In einem Beitrag für das Schweizer Nachrichtenportal WATSON schildert Nico Conzetti zudem weitere Hintergründe und berichtet über Reaktionen in der amerikanischen Politik: "Juden sollen zu Hause bleiben – der bedenkliche Fall der Columbia University in 5 Punkten".
Fassungslos kommentiert Jennifer Wilton die Vorfälle in der WELT und fordert auch für den deutschen akademischen Betrieb Konsequenzen, da das, was "nun in Amerika eskaliert, ... in Deutschland in seinen Anfängen längst zu beobachten" sei. Dass sich ein "totalitärer Diskurs" an den Universitäten etablieren konnte, habe auch mit den Institutionen und Lehrenden zu tun:
"Einige wenige Stimmen machen in den USA seit Jahren darauf aufmerksam, dass Pluralität unter den Lehrenden gerade in den renommiertesten Bildungseinrichtungen immer geringer wird, dass sich bestimmte Narrative zu einer Mastererzählung entwickelt haben - in der, nebenbei, antiisraelische und antizionistische Motive ihren Platz haben - gegen die immer weniger Widerspruch geduldet wird. Sie warnen davor, dass Aktivismus und Lehre verknüpft werden, ohne dass man sich daran sehr stören würde.
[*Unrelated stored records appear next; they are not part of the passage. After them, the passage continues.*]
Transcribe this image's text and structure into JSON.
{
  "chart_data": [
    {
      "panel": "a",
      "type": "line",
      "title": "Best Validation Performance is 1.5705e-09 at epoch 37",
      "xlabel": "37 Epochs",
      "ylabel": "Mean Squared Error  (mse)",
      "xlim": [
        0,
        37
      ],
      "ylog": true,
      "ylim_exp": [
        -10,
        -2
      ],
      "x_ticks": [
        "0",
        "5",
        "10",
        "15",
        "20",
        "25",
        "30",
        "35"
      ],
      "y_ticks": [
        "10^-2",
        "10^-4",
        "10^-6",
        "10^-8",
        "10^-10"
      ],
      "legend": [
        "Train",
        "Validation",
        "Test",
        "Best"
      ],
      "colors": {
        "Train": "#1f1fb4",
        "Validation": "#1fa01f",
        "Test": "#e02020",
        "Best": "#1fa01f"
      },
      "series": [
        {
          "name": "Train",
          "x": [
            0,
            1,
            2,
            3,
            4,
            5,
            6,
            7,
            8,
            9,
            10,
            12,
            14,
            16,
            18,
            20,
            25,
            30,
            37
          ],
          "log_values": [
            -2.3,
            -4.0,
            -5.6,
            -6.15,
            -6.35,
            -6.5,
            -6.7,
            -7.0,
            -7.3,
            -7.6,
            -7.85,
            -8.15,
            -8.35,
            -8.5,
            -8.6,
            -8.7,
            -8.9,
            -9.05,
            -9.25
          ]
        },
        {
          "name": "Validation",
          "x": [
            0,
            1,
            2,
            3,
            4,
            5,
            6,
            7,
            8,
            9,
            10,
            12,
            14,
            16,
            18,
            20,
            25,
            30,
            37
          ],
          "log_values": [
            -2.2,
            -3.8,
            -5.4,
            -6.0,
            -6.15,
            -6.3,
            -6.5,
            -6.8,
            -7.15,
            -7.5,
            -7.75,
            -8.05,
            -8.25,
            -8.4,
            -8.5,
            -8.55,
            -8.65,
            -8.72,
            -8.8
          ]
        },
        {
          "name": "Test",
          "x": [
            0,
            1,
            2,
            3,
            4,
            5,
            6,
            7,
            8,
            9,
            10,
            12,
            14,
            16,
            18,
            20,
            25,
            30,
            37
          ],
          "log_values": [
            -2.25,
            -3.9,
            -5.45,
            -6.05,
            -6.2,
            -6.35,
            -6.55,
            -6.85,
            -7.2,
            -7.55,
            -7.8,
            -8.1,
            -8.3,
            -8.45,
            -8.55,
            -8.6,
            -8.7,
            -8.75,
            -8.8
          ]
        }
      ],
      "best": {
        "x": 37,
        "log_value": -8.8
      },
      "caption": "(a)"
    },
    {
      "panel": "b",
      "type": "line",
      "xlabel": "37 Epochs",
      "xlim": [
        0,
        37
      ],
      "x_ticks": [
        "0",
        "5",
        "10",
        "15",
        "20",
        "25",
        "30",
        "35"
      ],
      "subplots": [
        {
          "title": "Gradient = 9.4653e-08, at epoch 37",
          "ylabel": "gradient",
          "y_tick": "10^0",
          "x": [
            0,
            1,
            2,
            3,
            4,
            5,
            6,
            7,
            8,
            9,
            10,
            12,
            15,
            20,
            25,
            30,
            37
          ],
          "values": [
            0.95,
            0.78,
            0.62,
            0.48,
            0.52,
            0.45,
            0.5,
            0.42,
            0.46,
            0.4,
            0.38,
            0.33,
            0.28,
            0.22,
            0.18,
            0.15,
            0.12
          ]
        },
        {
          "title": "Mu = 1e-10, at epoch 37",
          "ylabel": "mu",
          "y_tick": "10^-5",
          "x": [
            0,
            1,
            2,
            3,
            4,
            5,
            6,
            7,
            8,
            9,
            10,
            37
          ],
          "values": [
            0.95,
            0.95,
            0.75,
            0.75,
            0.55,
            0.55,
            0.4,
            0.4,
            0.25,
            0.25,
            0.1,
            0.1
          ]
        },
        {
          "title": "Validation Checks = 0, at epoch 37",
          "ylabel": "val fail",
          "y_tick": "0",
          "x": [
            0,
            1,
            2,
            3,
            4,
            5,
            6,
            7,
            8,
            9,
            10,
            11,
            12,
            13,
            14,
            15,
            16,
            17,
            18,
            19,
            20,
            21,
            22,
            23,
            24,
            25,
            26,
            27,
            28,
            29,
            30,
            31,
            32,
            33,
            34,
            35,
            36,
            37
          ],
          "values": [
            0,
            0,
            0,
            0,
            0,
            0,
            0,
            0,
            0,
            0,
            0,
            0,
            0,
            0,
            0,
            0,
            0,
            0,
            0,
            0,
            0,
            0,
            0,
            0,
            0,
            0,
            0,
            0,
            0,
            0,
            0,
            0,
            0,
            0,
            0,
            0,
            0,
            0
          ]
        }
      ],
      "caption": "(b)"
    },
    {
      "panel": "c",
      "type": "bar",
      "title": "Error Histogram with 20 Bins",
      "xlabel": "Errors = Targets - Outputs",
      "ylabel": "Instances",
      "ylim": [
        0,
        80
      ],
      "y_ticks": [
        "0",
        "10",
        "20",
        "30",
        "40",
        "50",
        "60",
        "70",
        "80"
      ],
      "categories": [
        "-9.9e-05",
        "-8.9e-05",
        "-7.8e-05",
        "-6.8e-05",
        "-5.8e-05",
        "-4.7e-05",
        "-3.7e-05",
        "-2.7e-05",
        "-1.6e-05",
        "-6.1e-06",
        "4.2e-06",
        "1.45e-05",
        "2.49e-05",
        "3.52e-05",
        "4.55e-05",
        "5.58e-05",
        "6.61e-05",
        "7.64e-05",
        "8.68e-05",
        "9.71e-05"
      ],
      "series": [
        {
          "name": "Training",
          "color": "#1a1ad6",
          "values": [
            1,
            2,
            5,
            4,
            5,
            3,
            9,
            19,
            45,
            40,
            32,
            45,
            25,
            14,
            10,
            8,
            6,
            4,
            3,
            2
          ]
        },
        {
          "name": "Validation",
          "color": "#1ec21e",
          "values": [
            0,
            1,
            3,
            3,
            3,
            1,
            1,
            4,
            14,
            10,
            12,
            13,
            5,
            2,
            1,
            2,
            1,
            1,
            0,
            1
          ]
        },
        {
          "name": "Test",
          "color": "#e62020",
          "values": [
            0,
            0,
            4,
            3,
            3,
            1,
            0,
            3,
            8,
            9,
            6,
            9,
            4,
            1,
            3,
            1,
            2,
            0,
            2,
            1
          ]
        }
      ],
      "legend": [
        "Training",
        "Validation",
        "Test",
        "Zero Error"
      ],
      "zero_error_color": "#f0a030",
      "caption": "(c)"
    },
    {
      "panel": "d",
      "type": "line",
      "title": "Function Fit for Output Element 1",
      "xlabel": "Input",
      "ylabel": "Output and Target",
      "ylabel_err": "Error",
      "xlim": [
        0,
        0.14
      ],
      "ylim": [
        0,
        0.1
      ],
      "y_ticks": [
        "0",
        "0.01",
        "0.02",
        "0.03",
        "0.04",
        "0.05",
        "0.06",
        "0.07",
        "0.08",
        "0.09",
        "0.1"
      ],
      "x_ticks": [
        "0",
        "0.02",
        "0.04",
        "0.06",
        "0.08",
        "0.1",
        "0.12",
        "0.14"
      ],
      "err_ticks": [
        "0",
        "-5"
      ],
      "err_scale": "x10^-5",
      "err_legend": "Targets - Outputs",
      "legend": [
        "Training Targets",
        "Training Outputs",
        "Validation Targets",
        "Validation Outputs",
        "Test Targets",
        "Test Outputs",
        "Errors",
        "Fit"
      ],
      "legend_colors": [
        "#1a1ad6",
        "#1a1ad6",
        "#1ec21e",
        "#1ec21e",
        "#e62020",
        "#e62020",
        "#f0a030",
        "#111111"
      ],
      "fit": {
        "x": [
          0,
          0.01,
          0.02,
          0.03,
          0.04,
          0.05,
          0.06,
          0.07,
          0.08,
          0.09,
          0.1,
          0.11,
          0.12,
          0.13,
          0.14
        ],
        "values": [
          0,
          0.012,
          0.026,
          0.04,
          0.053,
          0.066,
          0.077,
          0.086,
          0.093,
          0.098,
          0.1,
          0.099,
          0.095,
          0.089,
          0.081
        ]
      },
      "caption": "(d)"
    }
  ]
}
Es sollte aber ein deutliches Störgefühl geben, wenn nicht mehr gelehrt, sondern indoktriniert wird."
Forschung zu Antisemitismus im Online-Bereich gibt es erst seit einigen Jahren. Umso wichtiger sind die Ergebnisse des interdisziplinären und transnationalen Forschungsprojekts „Decoding Antisemitism: An AI-driven Study on Hate Speech and Imagery Online“, die nun Einblicke in die dynamische Entwicklung des öffentlichen Diskurses ermöglichen. Ein internationales Team von 20 Wissenschaftlern unter Leitung des Zentrums für Antisemitismusforschung der TU Berlin untersuchte von 2020 bis 2024, wo und wie Antisemitismus in den Kommentarbereichen von Mainstream-Medien in den Ländern Großbritannien, Frankreich und Deutschland auftritt. Die Studie wurde vergangene Woche vorgestellt. Dabei untersuchten sie die Kommentarspalten der Online-Auftritte von u.a. The Guardian, Le Monde oder DIE ZEIT sowie deren Accounts auf sozialen Medienplattformen wie Facebook, YouTube, Twitter (jetzt X), Instagram und TikTok. Die Beobachtungen erfolgten jeweils zu Diskursereignissen wie dem Überfall der Hamas auf Israel am 7. Oktober 2023, aber auch bei den international viel beachteten Äußerungen von Rapper Kanye West oder Millionär Elon Musk, die online hohe Wellen von Antisemitismus auslösten. Insgesamt führte das Team 27 Fallstudien durch, sowohl länderspezifisch als auch -übergreifend, und analysierte insgesamt 130.000 Userkommentare im Detail. Genauere Auskunft gibt eine Pressemeldung der TU Berlin sowie ein ausführliches Interview mit dem Projektleiter Matthias Becker. Und natürlich gibt es die Studie selbst zum Download (in engl. Sprache). In der BERLINER ZEITUNG fasst Torsten Harmsen die wichtigsten Ergebnisse und Einsichten zusammen und schreibt u.a.:
"Die bisherigen antisemitischen Stereotype seien am Tag selbst und in der Woche danach in eine offene Glorifizierung von Gewalt und Mord gegen Juden umgeschlagen, mit Kommentaren wie: 'Ist richtig so', 'Das sollte jetzt jeden Tag passieren', 'Die weiblichen Opfer verdienen das.' 'Auf der britischen Seite waren das teils mehr als 50 Prozent der Kommentare, auf französischer Seite manchmal sogar 60 Prozent und in Deutschland bis zu 25 Prozent.' Als schockierend empfinden die Forscher die Verbindung von 'dehumanisierenden Äußerungen' mit Sexismus und pornografischen Inhalten."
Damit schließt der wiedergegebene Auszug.